中庭は既に雪で覆い尽くされてしまっているので、ドアに寄りかかるようにして庇の下で食べる。先程よりも風が弱まったので頭から雪をかぶるというような事はなくなっていたが、少なくともこの冬一番の冷え込みであるように祐一には感じられた。
「おいしいですね」
そんな中で栞は、笑顔でアイスを食べている。
「ああ、そうだな……」
一応祐一も食べてはいるが、味など全くわからない。しかも食べるそばから雪が積もっていくので、まるで減ったような気がしない。それでもなんとか最後まで食べきる祐一であった。
「……なんだか、少し腹が痛いような気がする」
「お腹の薬なら持っていますよ?」
「ここにあるのか?」
「常備薬ですから」
ちょっと待ってくださいね、と言い置いてから栞はスカートのポケットを探りはじめる。風邪薬に解熱剤、胃薬に頭痛薬にうがい薬。このポケットの中にどうやって入れているのかわからないくらいに大量の薬が並べられる。
「あ……ありました。はい、どうぞ」
一応、食後に服用する薬なのだが、その食事を取ったために腹を壊してしまったのだから、本末転倒もいいところだった。祐一は栞が差し出した白い三粒の薬を飲んで一息つく。
「ふう、楽になった」
「そんなに早くは効きませんよ」
それでも少しはましになったような気がするのだから、祐一も結構単純である。
「ご馳走様でした」
祐一が薬を飲んでいる間に、栞は食べ終えたアイスのカップにふたをする。だが、その幸せそうな笑顔の向こう側に、ほんの些細だが違和感があった。
それは祐一の脳裏に、香里の言葉が引っかかっていたからだ。
あたしに妹なんていない。確かに香里はそう言った。それなら、香里と同じ名字をもつこの少女は、一体彼女とどういう関係なのか。
「なあ、栞」
「はい?」
そこで祐一は、思いきって香里の話をしてみる事にした。
「美坂香里って名前に聞き覚えはないか?」
「それなら、私のお姉ちゃんですよ」
極上の笑顔で栞は答えた。
「年も私と一つしか違わないのに大人で、優しくて美人でスタイルも頭もよくって、自慢の姉なんですよ」
「だけど香里は、自分に妹はいないって言ってたぞ」
「え?」
「昨日香里に聞いたら、自分は一人っ子だって言ってたんだ」
その途端に、栞から笑顔が消える。
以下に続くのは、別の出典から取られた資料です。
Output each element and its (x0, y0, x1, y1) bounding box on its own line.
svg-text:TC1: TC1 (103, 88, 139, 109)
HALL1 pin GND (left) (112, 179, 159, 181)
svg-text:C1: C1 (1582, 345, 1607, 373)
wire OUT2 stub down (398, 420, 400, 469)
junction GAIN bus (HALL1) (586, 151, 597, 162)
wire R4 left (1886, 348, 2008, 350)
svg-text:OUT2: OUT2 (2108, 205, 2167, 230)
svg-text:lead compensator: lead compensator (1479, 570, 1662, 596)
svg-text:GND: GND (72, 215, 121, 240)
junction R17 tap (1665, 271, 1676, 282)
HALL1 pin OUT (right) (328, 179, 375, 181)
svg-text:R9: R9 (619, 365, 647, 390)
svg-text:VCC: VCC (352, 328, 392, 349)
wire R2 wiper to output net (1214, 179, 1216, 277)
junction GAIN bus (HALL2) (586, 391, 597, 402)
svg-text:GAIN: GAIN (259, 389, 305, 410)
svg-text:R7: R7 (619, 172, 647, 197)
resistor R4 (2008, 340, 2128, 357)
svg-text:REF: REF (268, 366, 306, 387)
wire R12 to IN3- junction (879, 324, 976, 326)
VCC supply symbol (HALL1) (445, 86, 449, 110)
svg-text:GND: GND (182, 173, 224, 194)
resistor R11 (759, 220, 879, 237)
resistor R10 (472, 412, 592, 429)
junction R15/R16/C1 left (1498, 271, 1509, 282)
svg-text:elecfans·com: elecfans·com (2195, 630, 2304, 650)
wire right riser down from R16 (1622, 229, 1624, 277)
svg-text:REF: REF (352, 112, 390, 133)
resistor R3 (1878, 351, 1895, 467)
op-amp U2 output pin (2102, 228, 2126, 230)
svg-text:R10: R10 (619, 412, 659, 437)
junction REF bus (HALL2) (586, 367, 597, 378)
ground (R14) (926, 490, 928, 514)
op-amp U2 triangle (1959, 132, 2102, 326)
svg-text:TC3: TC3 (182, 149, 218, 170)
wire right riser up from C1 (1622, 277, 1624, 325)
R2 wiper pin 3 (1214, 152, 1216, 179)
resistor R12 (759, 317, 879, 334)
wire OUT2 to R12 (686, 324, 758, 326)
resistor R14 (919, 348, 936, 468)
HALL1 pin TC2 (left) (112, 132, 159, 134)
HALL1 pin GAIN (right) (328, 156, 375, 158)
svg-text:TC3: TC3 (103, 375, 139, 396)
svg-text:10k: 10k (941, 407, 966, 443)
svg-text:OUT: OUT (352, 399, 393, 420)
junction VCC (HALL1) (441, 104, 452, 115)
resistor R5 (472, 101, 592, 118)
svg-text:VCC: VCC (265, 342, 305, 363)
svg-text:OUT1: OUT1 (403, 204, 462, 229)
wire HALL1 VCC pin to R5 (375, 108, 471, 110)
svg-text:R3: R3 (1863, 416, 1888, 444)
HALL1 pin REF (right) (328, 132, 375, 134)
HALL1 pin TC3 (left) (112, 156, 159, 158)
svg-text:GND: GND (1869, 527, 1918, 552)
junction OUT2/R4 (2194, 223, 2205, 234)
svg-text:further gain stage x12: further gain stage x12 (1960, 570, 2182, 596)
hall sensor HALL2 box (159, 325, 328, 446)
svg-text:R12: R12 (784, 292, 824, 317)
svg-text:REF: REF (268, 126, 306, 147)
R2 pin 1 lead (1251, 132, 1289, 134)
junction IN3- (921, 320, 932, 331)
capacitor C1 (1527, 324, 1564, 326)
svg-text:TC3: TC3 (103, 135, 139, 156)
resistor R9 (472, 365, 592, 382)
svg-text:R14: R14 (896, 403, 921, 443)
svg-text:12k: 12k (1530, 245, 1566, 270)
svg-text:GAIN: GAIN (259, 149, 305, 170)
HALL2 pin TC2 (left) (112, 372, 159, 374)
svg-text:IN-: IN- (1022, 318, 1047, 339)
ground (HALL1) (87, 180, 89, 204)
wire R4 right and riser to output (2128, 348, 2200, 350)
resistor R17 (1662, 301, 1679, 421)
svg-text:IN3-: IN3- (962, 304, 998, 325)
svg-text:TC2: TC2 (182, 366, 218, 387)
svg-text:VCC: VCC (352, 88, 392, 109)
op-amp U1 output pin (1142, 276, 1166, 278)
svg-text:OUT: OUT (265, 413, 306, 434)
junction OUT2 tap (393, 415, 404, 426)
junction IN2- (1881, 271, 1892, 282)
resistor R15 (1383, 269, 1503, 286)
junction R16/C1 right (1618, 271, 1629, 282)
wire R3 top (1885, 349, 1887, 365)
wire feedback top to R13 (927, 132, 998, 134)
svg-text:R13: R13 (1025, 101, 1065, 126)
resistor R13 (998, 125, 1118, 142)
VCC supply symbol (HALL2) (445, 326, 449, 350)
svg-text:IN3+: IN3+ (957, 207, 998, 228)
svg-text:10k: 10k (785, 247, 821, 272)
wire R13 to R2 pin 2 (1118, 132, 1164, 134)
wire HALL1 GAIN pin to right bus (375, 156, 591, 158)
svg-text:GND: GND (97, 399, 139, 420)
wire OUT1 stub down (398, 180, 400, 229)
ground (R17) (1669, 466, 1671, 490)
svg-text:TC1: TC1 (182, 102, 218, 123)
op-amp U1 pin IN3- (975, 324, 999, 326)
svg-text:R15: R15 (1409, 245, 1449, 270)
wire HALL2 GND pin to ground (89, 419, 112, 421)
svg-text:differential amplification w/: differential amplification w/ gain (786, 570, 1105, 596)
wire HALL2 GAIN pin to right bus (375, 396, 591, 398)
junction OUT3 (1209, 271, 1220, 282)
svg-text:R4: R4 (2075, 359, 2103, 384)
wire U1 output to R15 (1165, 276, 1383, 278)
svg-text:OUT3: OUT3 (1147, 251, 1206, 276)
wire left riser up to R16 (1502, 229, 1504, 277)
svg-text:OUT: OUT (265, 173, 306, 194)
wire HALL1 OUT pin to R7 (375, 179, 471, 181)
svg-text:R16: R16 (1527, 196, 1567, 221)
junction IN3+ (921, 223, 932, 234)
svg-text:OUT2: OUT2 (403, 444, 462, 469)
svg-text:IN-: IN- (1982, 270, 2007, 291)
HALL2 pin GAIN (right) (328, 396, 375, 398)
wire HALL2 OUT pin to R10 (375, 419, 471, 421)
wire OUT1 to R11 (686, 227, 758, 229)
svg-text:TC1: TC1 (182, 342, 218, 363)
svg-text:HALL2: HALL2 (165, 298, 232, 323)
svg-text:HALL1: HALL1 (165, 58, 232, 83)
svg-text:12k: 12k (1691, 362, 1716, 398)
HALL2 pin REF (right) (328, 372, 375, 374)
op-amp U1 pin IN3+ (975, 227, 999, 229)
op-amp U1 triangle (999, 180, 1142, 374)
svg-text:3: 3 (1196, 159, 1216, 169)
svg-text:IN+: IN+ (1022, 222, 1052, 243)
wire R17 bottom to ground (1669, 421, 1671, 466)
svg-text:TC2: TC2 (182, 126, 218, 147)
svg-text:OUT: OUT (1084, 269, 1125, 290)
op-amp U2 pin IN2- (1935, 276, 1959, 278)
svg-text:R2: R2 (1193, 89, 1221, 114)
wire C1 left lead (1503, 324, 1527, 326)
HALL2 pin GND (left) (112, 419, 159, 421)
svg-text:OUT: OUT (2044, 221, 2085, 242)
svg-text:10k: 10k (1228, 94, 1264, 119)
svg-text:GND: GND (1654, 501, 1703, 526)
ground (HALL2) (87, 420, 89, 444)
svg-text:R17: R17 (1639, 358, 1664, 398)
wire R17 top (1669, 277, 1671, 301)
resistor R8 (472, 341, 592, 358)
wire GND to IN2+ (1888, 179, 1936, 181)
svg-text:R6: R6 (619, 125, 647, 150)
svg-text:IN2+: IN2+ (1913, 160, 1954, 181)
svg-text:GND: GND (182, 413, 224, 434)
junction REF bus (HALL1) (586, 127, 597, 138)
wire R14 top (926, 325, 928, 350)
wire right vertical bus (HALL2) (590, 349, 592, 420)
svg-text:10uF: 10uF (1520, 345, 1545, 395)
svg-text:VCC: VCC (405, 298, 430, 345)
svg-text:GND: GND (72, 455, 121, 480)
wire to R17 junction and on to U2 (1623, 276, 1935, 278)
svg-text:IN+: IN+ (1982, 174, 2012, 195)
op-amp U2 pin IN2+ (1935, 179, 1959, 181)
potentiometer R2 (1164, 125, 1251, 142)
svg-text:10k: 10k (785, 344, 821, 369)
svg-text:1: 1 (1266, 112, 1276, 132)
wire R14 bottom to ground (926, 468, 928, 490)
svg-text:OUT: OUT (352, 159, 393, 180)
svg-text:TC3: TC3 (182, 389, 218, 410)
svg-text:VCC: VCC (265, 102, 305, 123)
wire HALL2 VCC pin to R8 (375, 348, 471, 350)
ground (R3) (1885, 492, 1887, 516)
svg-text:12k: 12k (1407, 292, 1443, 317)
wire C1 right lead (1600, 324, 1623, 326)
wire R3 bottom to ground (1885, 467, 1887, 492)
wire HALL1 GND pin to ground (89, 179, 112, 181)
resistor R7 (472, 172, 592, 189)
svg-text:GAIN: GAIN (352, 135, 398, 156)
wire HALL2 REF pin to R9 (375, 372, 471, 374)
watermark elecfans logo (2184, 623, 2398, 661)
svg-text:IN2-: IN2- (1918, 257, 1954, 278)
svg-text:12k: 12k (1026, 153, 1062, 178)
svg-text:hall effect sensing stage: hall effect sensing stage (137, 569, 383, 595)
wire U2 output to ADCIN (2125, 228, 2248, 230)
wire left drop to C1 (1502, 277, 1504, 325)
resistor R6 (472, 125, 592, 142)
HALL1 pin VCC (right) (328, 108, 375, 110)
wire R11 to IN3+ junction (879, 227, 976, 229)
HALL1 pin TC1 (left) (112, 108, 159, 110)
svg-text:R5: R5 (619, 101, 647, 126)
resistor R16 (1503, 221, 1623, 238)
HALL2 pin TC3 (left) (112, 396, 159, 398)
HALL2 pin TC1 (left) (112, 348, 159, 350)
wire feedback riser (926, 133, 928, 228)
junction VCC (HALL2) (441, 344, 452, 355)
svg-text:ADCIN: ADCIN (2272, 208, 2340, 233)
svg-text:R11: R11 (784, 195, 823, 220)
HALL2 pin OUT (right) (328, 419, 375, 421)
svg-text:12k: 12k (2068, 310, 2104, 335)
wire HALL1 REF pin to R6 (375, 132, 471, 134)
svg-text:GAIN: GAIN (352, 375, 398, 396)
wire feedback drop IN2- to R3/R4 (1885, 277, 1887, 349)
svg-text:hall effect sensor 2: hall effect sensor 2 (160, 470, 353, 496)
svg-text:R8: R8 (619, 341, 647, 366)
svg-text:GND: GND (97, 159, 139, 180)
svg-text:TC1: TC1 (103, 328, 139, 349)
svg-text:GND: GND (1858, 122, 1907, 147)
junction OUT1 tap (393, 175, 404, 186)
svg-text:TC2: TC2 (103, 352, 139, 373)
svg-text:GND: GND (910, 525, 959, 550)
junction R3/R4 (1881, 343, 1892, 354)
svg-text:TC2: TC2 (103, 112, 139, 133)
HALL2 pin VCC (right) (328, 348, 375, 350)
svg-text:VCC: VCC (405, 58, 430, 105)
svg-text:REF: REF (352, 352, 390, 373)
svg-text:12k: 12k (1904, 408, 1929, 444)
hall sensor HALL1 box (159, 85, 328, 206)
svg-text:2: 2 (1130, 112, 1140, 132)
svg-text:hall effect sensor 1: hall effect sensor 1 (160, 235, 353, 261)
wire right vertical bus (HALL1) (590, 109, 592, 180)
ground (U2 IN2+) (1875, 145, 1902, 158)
そして、なにかに耐えるように、ぎゅっと口を閉ざした。
「それなら、私の思い違いですね……」
やがて、重苦しい沈黙を破るように栞は言葉を紡ぐ。
「祐一さんのクラスに、私のお姉ちゃんと同じ名前の人がいたんですね」
栞の表情は、いつもの穏やかな笑顔に戻っていた。
「こう見えても私、意外とそそっかしいんですよ」
名前はともかくとしても、名字まで同じ同姓同名の人物が同じ学年にいるとは思いがたい。しかし、その言葉を最後に栞が沈黙してしまったため、祐一はそれ以上問いただす事が出来なかった。
「私、そろそろ戻りますね」
そう言い残して、栞は降りしきる雪の中に踏み出していく。その、まるで雪の中に溶けてしまうかのような後ろ姿を見たとき、思わず祐一は栞を呼び止めていた。
「栞」
「はい?」
「また、明日な」
その言葉が意外だったのか、小さく開いた口からはそれ以上の言葉が出てこない。
「はい、また明日です」
今までで一番の笑顔を見せて、栞は白い世界の中を歩いていく。時折振り返りながら去っていく栞の姿を見送った後、祐一は校舎に戻るのだった。
お昼休み 中等部一年教室
「はぁ〜……」
この日のお昼休みの時間。五十嵐麻理華は物憂げな溜息をついていた。せっかく祐一のために一生懸命お弁当を作ったというのに、当の本人は不在。名雪達も学食に行ってしまったらしく、流石に中学生だけで高等部の校舎をうろつくわけにもいかなかったので、教室に引き返す羽目になってしまったのだ。
「お兄様のために、お弁当を用意しましたのに……」
「残念だったわね、麻理華」
そのお弁当は、一弥と瞳のお腹におさまる事になったので無駄になってしまったというわけではないのだが、どうにも割り切れない思いがある。乙女心というものは意外と複雑なのだった。
「しかし、相沢祐一も残念だな。こんなにうまいお弁当を食べ逃すなんてな」
麻理華のお弁当に舌鼓を打ちつつ、一弥は率直な感想を述べる。それを聞いた麻理華は、いつものように糸になった眼を一弥に向けた。
「一弥君、本当ですか〜?」
「ああ」
大きく頷く一弥。確かに佐祐理や名雪のお弁当に比べると精進が足りないようにも思えるが、これなら十分に合格点だろう。それを聞いた麻理華は、うっとりとしたような視線で一弥を見る。
「それでしたら〜、明日はわたくし、一弥君のためにお弁当を作ってまいります〜」
なぜ、そうなる? そう一弥は問いただしたいが、あまりの突然な出来事に対応しきれなかった。
「ダメよ、麻理華」
それを制したのは、瞳だった。
「明日は……私がお弁当を作るんだから……」
ちょっと俯きがちになり、真っ赤な顔をして瞳はそう言った。
「それなら〜その次はわたくしで。かわりばんこに作りましょう〜」
「あ、それいいわね」
(なぜ、そうなる?)
突然はじまった女の子二人の会話についていく事が出来ず、固まったままお昼休みの時間を過ごす一弥であった。